Wir wählten einen noch leichteren Sprung und taten ihn ohne Schwierigkeit; dann sprangen wir wieder zurück, und so mehrmals hin und her, indem wir unsere Muskeln an den neuen Maßstab gewöhnten. Ich hätte es nie geglaubt, wenn ich es nicht ausprobiert hätte, wie schnell diese Anpassung vor sich gehen würde. In ganz kurzer Zeit, sicher nach weniger als dreißig Sprüngen, konnten wir die für eine Entfernung nötige Anstrengung mit fast irdischer Sicherheit beurteilen.

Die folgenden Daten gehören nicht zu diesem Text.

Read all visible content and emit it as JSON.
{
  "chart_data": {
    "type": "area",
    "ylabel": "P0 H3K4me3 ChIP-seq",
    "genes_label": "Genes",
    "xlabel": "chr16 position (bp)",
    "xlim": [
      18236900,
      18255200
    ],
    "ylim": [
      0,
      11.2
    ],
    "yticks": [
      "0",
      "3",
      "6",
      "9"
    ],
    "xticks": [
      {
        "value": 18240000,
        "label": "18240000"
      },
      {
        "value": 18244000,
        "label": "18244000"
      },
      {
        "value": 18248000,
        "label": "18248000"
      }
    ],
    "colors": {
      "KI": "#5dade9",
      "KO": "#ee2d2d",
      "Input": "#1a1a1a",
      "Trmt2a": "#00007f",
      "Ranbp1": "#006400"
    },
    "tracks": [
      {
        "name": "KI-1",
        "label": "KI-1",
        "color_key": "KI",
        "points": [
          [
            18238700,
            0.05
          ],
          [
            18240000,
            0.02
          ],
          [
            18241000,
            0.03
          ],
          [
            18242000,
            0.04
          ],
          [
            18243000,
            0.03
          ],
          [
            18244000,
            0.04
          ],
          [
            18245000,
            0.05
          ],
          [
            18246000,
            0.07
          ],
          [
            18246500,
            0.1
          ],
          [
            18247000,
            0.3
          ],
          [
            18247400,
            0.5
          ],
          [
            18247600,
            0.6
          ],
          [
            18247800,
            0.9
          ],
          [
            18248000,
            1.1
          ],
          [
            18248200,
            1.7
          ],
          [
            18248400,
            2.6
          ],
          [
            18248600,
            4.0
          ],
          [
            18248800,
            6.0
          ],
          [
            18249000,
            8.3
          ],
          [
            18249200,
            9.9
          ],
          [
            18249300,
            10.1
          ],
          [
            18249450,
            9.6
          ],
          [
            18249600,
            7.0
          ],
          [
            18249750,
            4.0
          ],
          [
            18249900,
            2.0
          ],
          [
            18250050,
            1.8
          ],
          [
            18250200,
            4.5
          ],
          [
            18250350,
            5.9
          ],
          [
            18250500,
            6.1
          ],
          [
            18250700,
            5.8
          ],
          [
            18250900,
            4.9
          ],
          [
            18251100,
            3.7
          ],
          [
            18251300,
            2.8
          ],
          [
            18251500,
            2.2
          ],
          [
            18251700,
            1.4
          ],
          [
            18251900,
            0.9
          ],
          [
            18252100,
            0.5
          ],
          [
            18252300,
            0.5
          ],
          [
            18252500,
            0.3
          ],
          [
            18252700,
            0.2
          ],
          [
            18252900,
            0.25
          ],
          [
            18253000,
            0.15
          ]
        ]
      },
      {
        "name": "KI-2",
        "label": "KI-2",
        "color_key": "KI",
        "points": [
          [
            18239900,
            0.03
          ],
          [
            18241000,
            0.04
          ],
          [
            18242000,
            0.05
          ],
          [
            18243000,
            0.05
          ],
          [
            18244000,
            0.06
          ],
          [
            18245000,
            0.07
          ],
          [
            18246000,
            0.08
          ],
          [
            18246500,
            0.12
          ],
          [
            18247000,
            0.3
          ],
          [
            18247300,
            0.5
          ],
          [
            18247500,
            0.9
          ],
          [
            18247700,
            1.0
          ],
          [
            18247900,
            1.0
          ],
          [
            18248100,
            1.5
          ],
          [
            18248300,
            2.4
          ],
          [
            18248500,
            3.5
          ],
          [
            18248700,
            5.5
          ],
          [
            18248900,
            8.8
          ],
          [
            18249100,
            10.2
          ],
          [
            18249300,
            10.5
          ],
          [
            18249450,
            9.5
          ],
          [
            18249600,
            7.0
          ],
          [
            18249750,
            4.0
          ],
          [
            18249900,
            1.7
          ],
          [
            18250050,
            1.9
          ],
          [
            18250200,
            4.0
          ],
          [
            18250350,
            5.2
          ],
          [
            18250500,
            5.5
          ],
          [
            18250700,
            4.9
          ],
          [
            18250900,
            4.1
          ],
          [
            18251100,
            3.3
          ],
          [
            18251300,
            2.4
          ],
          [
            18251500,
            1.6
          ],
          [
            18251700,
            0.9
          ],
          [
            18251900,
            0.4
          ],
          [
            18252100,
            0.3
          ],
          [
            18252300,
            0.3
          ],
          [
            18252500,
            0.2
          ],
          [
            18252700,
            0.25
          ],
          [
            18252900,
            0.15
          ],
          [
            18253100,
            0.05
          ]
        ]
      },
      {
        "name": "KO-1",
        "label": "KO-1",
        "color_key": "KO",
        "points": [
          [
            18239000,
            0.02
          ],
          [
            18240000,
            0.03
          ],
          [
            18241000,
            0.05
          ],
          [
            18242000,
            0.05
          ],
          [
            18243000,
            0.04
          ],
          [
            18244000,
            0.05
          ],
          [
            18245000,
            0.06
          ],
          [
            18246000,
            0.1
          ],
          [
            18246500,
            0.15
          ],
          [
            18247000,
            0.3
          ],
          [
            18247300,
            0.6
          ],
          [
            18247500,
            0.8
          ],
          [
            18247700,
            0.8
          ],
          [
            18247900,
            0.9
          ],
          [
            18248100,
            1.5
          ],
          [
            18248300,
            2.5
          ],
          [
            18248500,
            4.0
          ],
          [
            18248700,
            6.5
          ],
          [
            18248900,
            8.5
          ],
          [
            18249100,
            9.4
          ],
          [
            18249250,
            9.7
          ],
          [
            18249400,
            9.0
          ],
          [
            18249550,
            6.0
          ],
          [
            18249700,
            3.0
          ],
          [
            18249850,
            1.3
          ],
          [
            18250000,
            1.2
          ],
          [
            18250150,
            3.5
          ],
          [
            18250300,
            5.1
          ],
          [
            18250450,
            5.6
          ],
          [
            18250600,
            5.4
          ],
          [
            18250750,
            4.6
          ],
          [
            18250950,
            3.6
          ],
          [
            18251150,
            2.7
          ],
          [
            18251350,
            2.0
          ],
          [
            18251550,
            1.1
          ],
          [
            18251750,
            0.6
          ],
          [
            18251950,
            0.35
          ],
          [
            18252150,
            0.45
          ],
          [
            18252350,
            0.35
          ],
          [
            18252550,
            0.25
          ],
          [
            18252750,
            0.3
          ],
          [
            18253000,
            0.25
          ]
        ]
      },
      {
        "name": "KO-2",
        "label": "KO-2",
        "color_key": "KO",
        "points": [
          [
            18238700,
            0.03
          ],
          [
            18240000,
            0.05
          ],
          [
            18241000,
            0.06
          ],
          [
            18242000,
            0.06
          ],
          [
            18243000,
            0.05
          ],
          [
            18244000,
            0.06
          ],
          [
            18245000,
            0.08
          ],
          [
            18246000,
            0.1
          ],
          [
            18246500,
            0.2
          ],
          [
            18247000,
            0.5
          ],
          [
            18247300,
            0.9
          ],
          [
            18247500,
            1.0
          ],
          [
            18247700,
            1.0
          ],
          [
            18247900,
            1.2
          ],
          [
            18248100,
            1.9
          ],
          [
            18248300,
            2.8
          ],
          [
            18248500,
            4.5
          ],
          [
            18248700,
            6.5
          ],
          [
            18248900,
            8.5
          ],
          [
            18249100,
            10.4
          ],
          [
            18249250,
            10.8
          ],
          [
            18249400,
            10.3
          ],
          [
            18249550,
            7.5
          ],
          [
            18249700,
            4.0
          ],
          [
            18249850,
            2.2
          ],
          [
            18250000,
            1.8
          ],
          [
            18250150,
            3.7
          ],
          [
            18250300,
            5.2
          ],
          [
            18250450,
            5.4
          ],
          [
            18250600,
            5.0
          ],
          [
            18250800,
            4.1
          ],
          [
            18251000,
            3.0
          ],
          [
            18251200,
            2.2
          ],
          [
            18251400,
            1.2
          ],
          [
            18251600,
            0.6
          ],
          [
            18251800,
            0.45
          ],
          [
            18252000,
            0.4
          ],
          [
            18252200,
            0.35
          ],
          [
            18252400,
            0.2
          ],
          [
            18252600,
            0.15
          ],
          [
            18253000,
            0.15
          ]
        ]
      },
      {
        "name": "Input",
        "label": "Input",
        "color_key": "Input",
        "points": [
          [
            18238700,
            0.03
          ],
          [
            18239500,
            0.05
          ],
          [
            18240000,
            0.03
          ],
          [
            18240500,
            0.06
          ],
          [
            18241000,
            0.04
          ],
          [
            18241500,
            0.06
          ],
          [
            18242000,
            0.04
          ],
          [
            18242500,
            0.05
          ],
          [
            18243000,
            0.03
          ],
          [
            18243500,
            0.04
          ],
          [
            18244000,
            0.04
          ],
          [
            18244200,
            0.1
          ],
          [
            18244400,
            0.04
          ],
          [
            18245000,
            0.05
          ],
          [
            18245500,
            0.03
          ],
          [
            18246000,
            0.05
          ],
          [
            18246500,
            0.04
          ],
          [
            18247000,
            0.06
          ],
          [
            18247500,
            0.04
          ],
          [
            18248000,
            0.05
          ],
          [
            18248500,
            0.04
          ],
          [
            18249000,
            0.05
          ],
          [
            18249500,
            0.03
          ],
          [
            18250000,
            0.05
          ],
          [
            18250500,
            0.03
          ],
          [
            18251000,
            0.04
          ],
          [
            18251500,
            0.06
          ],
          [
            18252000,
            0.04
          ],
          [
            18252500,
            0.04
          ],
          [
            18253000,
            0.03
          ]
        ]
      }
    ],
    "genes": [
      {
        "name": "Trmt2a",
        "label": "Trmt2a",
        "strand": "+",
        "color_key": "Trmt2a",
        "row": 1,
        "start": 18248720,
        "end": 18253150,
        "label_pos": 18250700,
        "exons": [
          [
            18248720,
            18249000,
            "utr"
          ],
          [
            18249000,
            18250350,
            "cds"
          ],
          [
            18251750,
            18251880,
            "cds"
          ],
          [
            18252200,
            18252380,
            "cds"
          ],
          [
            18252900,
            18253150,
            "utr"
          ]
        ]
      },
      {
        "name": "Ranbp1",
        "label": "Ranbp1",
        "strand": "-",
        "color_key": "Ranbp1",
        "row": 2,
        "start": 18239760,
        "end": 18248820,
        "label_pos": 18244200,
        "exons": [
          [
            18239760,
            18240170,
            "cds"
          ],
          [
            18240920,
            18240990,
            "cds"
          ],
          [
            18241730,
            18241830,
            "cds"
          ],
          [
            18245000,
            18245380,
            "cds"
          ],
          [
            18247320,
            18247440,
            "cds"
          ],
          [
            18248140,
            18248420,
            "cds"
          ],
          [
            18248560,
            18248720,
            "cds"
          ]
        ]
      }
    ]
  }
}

Und noch während all der Zeit wuchsen die Mondpflanzen um uns, immer höher und dichter und wirrer, jeden Augenblick dicker und größer, dornige Pflanzen, grüne Kaktusmassen, Pilze, fleischige und flechtenartige Dinge, die seltsamsten strahligen und gewundenen Gestalten. Aber wir waren so mit unserm Springen beschäftigt, dass wir eine Zeit lang nicht auf ihre unentwegte Entfaltung achteten.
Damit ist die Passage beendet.